Much of what appears to be new to journalism, at the same time, really isn’t. There are new names for what has always been considered good reporting. Take Alfred Hermida’s “The Five Es of Journalism in 2016.” Hermida introduces Experimental Journalism, Experiential Journalism, Explanatory Journalism, Emotional Journalism and Economical Journalism. Experimental journalism simply implies more of an openness to experimenting with new technologies. Early efforts may have include trying story types as well as new designs to attract readers. Now these efforts employ apps. It is an attitude here more than anything, but the spirit that infuses this attitude is one that has always existed — to make relevant information readily available.

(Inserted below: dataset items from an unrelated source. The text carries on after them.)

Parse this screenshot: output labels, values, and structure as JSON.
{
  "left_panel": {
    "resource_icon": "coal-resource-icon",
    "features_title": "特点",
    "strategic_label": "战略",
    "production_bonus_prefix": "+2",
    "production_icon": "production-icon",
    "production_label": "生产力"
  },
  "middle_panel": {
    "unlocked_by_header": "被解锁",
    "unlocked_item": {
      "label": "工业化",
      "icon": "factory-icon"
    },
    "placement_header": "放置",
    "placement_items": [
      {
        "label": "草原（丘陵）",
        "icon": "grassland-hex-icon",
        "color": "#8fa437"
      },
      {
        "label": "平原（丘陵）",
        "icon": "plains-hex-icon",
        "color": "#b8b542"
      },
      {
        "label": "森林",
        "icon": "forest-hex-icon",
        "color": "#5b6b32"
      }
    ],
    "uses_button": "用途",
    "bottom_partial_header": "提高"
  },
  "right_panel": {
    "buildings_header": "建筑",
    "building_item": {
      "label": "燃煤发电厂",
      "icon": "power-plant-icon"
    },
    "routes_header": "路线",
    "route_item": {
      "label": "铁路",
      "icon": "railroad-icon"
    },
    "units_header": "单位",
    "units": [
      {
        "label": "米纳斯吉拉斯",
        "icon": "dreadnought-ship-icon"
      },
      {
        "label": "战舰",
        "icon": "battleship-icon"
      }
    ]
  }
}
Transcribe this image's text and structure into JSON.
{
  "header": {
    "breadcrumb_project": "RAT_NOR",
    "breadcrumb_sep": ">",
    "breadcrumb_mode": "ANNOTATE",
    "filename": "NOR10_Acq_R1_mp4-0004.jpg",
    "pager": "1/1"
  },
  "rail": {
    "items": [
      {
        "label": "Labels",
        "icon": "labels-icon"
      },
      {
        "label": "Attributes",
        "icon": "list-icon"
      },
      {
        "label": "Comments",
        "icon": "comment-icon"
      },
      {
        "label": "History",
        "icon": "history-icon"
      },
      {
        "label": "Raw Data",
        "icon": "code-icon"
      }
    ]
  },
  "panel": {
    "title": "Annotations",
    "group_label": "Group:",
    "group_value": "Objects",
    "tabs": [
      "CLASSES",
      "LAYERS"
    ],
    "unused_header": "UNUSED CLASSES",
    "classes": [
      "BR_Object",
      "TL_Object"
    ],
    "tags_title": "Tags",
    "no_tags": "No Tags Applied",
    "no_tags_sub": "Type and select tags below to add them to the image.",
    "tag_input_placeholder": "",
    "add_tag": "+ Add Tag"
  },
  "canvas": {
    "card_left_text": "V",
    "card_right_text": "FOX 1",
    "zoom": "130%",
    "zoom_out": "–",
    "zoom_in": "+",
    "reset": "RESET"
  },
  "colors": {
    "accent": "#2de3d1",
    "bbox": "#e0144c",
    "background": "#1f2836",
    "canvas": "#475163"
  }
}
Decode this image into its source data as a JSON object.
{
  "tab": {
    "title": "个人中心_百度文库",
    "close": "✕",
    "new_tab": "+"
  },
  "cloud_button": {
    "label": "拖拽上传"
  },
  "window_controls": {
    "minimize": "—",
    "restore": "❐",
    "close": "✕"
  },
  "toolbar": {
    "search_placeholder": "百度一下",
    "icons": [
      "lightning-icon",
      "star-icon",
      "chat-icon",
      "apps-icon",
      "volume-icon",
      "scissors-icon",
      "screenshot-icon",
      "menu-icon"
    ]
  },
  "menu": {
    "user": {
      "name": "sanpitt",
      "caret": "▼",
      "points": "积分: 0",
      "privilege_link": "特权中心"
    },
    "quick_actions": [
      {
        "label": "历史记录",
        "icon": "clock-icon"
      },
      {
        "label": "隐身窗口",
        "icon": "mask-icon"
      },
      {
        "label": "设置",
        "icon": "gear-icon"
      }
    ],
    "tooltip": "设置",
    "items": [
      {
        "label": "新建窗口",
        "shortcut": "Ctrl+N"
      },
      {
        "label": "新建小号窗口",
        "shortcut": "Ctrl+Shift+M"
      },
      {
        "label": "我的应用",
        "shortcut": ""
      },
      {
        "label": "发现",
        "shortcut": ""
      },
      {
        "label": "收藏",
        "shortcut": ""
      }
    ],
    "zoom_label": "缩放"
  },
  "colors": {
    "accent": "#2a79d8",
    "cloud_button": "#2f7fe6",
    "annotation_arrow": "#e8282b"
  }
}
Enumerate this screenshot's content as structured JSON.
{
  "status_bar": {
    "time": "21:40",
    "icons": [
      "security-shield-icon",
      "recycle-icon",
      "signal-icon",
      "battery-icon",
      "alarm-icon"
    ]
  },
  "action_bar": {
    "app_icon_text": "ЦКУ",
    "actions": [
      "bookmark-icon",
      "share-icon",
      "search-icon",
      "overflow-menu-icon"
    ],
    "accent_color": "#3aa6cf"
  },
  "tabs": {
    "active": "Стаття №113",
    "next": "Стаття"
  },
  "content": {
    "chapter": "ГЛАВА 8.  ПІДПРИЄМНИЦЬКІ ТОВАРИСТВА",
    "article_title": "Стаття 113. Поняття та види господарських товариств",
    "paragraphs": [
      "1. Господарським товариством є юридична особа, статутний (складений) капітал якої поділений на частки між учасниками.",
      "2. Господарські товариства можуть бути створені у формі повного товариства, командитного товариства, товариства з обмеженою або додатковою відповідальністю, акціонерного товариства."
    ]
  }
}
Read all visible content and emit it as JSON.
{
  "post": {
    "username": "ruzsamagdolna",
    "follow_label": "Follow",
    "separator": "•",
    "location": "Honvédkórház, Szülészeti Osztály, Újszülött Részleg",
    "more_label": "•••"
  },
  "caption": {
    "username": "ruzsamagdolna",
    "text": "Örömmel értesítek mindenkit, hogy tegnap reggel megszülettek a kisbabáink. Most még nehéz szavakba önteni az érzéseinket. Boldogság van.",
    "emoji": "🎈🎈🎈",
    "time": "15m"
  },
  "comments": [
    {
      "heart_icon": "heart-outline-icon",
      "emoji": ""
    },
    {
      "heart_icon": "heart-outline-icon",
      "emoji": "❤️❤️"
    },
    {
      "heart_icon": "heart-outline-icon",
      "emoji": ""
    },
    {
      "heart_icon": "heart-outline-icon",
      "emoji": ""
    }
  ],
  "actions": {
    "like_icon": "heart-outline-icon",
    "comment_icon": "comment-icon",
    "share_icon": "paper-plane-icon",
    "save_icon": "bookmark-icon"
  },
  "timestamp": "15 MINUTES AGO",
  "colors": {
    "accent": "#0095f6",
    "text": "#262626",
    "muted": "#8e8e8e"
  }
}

Some of this will become de rigueur others of it will fall by the wayside. For instance, a new fascination with virtual reality, presented in a Ted Talk by Nonny de la Pena, “The future of news: Virtual Reality?” leaves me cold, but it deserves a look and the chance to fulfill a destiny as another way to gather and report and deliver the news. Valuable resources will be expended toward this end. The phenomenon happens quickly. A month ago or so, I received along with my New York Times subscription virtual reality glasses provided by Google so that I could use an app on my iPhone to “virtually experience” developing stories from around the world. Part of me was intrigued. Another part was, and I can think of no better word, appalled — that is, I had to ask myself, does it take “pictures” for me grasp the severity of a news report because somehow a story written in words does not convey this and address the same topic fully enough? Am I that lazy or do the people reporting the news think I lack the capacity for this, so that they have to spoon feed me? Would a broadcast not fulfill the same purpose? Are we in the area of “movies” versus “books”? But these avenues need to be explored, because there is no telling how they might come to serve journalism.
And then of course, in serving journalism, how do these tools need to be executed to maintain those values and principles that guide journalism? What shortcuts, what abuses, what what’s need to be determined to avoid indiscretions and perpetuate inaccuracies?
So the future is one filled with possibilities and plenty of hand-wringing and soul searching — but that is fine. It is necessary. And it is unending.